The depth of our purpose is ever-present, hidden in plain sight, following our every move–no other person will ever be in the exact position that we are in in this moment.
Fulfillment is the full expression of purpose in everyday life. To approach each day with love, awareness, intention, care, dignity, compassion, and generosity.
There are the obvious examples of this everyday contribution: daycare workers, teachers, caregivers, and parents raising and inspiring the future generation; healthcare workers and first responders keeping others alive and in good health…this list goes on.
But the group of “everyday heroes” is much bigger when I consider that I drive on roads I didn’t pave, in a car I didn’t build, using a phone and network I can’t comprehend, eating food I didn’t harvest (or often didn’t even prepare), listening to music I didn’t create, wearing clothes I didn’t sew…this list is infinitely long.
Every time we drive safely anywhere there are hundreds of other drivers that cared enough to avoid incident. It’s the exception that there are accidents. None of those regular, safe drivers (like you!) believed that they saved your life, but they absolutely did. Their uninspiring care kept you alive to read this post.
Every bit of our modern life is maintained by people doing the work in front of them and serving the people around them.
Believing in the profound nature of everyday life means that maintaining a mind and body that is capable of our highest expression, here and now, is fundamental to our fulfillment.
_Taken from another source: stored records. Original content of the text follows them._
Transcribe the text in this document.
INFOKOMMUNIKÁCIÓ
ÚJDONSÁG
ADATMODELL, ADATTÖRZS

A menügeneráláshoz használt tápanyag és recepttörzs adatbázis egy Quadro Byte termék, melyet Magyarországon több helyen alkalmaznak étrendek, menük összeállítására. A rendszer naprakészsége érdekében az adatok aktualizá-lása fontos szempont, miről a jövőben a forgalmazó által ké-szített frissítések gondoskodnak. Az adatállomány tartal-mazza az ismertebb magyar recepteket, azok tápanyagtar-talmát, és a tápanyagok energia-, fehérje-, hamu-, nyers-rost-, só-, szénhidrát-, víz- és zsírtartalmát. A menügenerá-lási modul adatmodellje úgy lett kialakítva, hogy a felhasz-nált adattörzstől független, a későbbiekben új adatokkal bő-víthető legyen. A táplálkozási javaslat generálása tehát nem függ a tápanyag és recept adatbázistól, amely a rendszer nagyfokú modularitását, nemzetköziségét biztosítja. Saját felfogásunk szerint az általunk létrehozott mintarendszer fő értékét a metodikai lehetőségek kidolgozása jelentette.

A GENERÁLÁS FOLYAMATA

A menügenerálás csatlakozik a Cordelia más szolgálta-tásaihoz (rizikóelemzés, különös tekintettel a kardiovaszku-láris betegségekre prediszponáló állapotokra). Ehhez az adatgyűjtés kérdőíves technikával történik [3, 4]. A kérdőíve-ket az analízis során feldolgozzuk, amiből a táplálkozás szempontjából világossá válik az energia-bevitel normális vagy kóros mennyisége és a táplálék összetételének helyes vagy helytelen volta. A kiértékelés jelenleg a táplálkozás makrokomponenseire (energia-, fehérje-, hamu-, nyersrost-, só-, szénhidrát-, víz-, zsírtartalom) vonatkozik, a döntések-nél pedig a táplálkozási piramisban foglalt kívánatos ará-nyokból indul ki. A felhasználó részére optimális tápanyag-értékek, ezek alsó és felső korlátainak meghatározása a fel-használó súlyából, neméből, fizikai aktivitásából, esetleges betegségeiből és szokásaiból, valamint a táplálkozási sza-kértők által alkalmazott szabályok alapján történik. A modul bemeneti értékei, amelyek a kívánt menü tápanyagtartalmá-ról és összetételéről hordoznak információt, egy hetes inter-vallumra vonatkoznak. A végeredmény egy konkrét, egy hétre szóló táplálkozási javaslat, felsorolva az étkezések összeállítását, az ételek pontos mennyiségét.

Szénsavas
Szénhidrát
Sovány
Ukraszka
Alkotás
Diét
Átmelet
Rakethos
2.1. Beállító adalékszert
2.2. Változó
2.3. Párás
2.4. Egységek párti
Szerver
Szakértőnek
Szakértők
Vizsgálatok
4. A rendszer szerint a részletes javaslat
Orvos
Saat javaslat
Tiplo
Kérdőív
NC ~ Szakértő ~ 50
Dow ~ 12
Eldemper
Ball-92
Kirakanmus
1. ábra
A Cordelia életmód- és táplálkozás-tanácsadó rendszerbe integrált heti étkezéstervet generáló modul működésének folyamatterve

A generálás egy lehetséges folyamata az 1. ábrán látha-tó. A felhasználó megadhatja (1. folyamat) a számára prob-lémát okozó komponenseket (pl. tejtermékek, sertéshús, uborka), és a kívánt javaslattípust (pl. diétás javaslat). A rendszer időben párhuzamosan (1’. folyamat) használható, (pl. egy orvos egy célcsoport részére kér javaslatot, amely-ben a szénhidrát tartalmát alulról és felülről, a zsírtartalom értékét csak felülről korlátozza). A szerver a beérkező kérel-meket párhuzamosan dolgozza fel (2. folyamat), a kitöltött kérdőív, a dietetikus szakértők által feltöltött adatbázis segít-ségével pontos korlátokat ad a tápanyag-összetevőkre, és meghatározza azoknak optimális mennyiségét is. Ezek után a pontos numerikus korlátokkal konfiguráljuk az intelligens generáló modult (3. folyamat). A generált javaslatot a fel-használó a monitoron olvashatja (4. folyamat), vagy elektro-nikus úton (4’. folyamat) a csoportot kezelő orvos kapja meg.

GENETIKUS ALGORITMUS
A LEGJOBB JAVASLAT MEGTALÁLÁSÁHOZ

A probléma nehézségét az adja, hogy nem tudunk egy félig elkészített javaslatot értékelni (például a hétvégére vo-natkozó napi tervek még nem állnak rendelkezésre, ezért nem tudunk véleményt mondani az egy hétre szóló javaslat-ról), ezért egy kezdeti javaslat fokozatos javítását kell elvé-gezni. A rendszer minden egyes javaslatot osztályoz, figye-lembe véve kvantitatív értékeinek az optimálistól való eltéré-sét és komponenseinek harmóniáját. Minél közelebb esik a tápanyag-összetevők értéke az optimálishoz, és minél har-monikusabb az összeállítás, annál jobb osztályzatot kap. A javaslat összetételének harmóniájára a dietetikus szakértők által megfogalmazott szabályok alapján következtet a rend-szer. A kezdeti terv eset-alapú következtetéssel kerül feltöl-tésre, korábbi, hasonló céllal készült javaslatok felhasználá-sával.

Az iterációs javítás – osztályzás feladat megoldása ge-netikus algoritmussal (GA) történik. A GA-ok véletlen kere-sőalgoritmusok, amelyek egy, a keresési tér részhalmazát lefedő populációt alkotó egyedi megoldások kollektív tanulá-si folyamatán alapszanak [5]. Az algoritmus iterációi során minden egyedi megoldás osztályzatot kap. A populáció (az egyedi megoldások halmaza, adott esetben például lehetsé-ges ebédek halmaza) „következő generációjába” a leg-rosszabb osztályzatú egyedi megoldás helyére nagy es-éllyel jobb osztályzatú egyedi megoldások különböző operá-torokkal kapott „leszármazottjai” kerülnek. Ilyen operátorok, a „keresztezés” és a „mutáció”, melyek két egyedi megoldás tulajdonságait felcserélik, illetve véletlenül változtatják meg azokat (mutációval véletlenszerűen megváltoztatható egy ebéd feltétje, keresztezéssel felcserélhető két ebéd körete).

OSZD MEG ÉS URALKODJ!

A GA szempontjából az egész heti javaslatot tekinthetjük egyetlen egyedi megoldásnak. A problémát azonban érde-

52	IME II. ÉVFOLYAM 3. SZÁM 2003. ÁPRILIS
Intentional healing of mind and body must accompany our highest expression.
This does not mean that we have to live without ailments or struggle. To hold hardship with dignity and offer care and compassion even at our low points of physical and mental health is a profound expression of purpose.
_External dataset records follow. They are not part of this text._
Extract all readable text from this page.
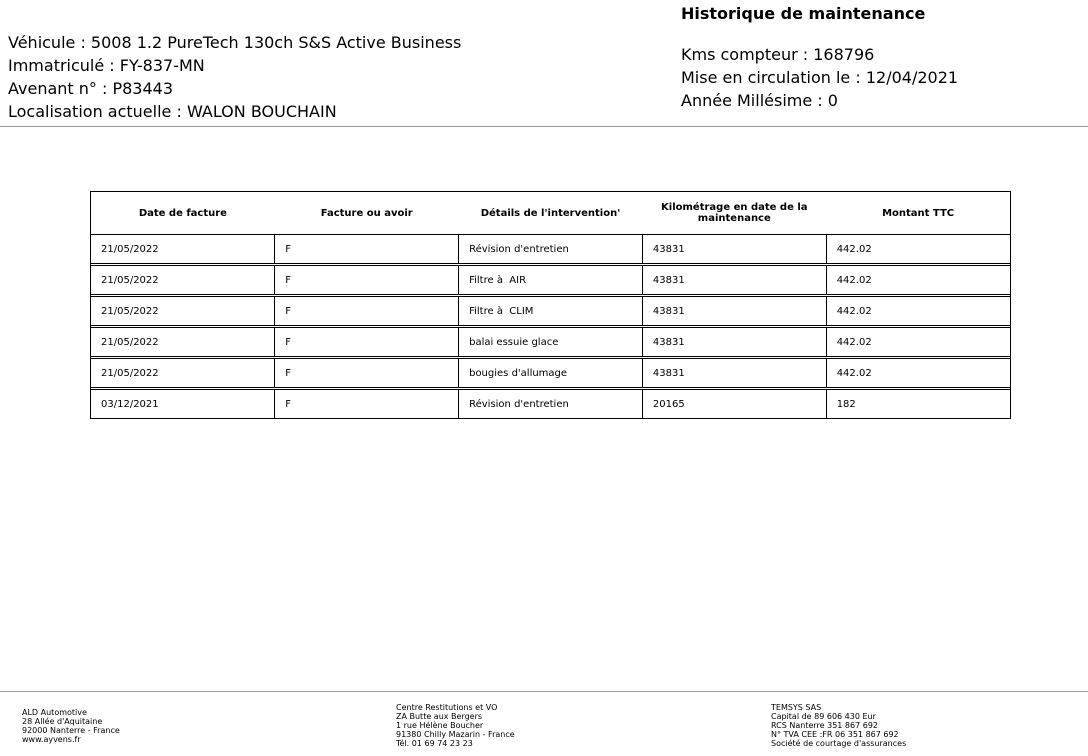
Historique de maintenance
Véhicule : 5008 1.2 PureTech 130ch S&S Active Business
Immatriculé : FY-837-MN
Avenant n° : P83443
Localisation actuelle : WALON BOUCHAIN
Kms compteur : 168796
Mise en circulation le : 12/04/2021
Année Millésime : 0
Date de facture	Facture ou avoir	Détails de l'intervention'	Kilométrage en date de la maintenance	Montant TTC
21/05/2022	F	Révision d'entretien	43831	442.02

21/05/2022	F	Filtre à  AIR	43831	442.02

21/05/2022	F	Filtre à  CLIM	43831	442.02

21/05/2022	F	balai essuie glace	43831	442.02

21/05/2022	F	bougies d'allumage	43831	442.02

03/12/2021	F	Révision d'entretien	20165	182
ALD Automotive
28 Allée d'Aquitaine
92000 Nanterre - France
www.ayvens.fr
Centre Restitutions et VO
ZA Butte aux Bergers
1 rue Hélène Boucher
91380 Chilly Mazarin - France
Tél. 01 69 74 23 23
TEMSYS SAS
Capital de 89 606 430 Eur
RCS Nanterre 351 867 692
N° TVA CEE :FR 06 351 867 692
Société de courtage d'assurances
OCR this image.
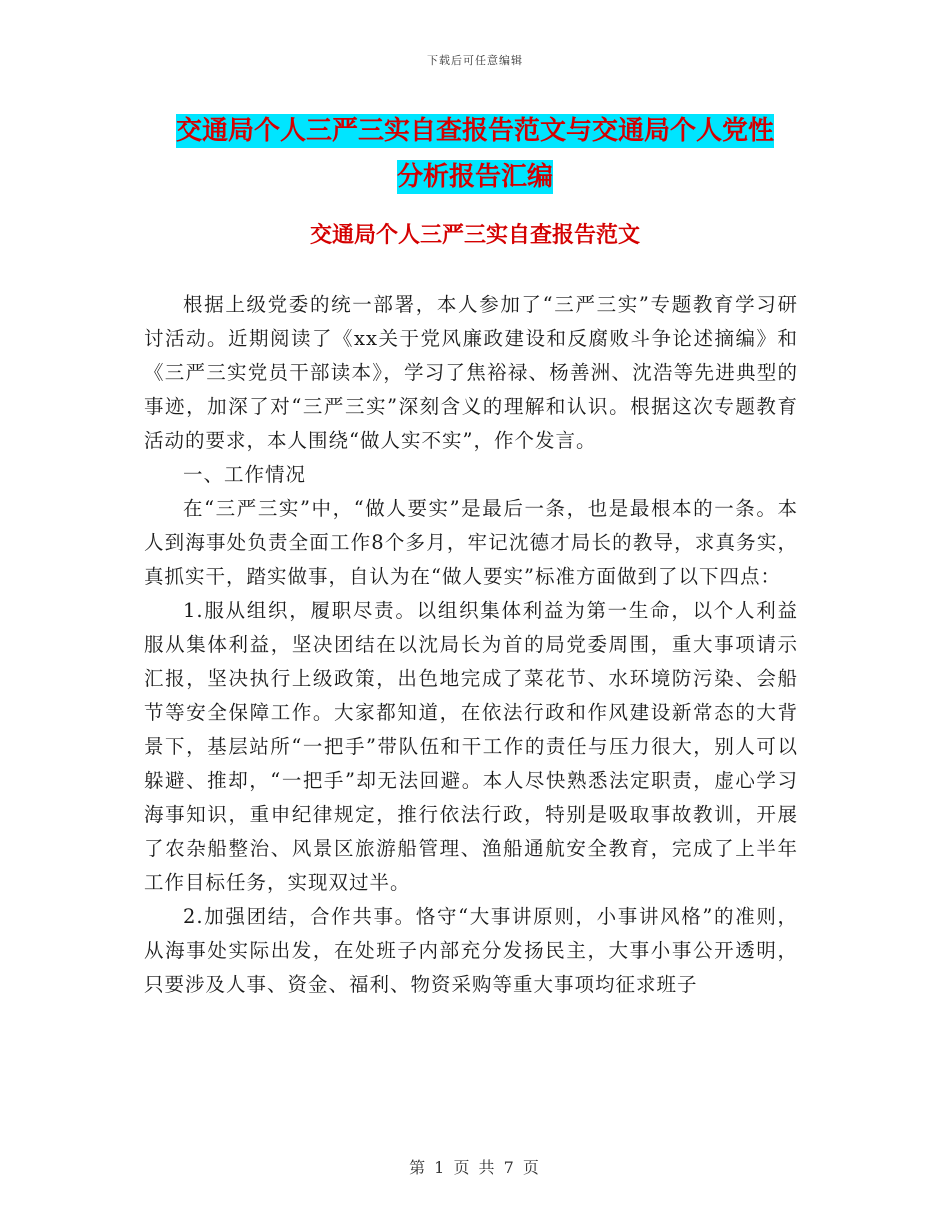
下载后可任意编辑
交通局个人三严三实自查报告范文与交通局个人党性
分析报告汇编
交通局个人三严三实自查报告范文

根据上级党委的统一部署，本人参加了“三严三实”专题教育学习研讨活动。近期阅读了《xx关于党风廉政建设和反腐败斗争论述摘编》和《三严三实党员干部读本》，学习了焦裕禄、杨善洲、沈浩等先进典型的事迹，加深了对“三严三实”深刻含义的理解和认识。根据这次专题教育活动的要求，本人围绕“做人实不实”，作个发言。

一、工作情况

在“三严三实”中，“做人要实”是最后一条，也是最根本的一条。本人到海事处负责全面工作8个多月，牢记沈德才局长的教导，求真务实，真抓实干，踏实做事，自认为在“做人要实”标准方面做到了以下四点：

1.服从组织，履职尽责。以组织集体利益为第一生命，以个人利益服从集体利益，坚决团结在以沈局长为首的局党委周围，重大事项请示汇报，坚决执行上级政策，出色地完成了菜花节、水环境防污染、会船节等安全保障工作。大家都知道，在依法行政和作风建设新常态的大背景下，基层站所“一把手”带队伍和干工作的责任与压力很大，别人可以躲避、推却，“一把手”却无法回避。本人尽快熟悉法定职责，虚心学习海事知识，重申纪律规定，推行依法行政，特别是吸取事故教训，开展了农杂船整治、风景区旅游船管理、渔船通航安全教育，完成了上半年工作目标任务，实现双过半。

2.加强团结，合作共事。恪守“大事讲原则，小事讲风格”的准则，从海事处实际出发，在处班子内部充分发扬民主，大事小事公开透明，只要涉及人事、资金、福利、物资采购等重大事项均征求班子

第 1 页 共 7 页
What it means to care for our mind and body is as individual as our in-the-moment purpose. Each of us is faced with a unique set of challenges, preferences, and strengths to honor with each choice.
There is no universal benchmark of mental health or physical fitness, there is only a deep knowing that we intentionally offer what we can with what we have…
Which is what it means to give everything.
Because here and now, the work in front of us and the people around us, is all that is.
By acknowledging our finite reach we unlock our infinite potential.
We are powerful through acceptance of what we can and cannot change.
What we can change stirs within us, independent of the world “out there.” What we can’t change distracts us.
To choose to accept our power is to open and soften to who have always been. Bringing awareness and intention to the life that is.
This is the journey of fulfillment recovery. What fulfills us is already inside us. Fulfillment is a process of shedding who we aren't, not "self-improvement."
Our recovery is a simple turn.
It’s not 180 degrees, not even 45.
It’s a 1% turn–to awaken our attention and intention.
To shift beliefs, change behavior, disrupt patterns, create rituals, and prioritize our mind, body, and fulfillment. Our unique expressions of regular life.
May we recover our power and purpose, in every moment. Every one.
My inspiration, as usual, comes from my kids. They are so much closer to truth than we are, they haven’t added all those layers above their joy and fulfillment. They are fully present. Fulfilled. This video of my two daughters says it all…
“The expression of joy is the expression of love. The expression of love is the acceptance of the moment. The acceptance of the moment is the acceptance of the self.”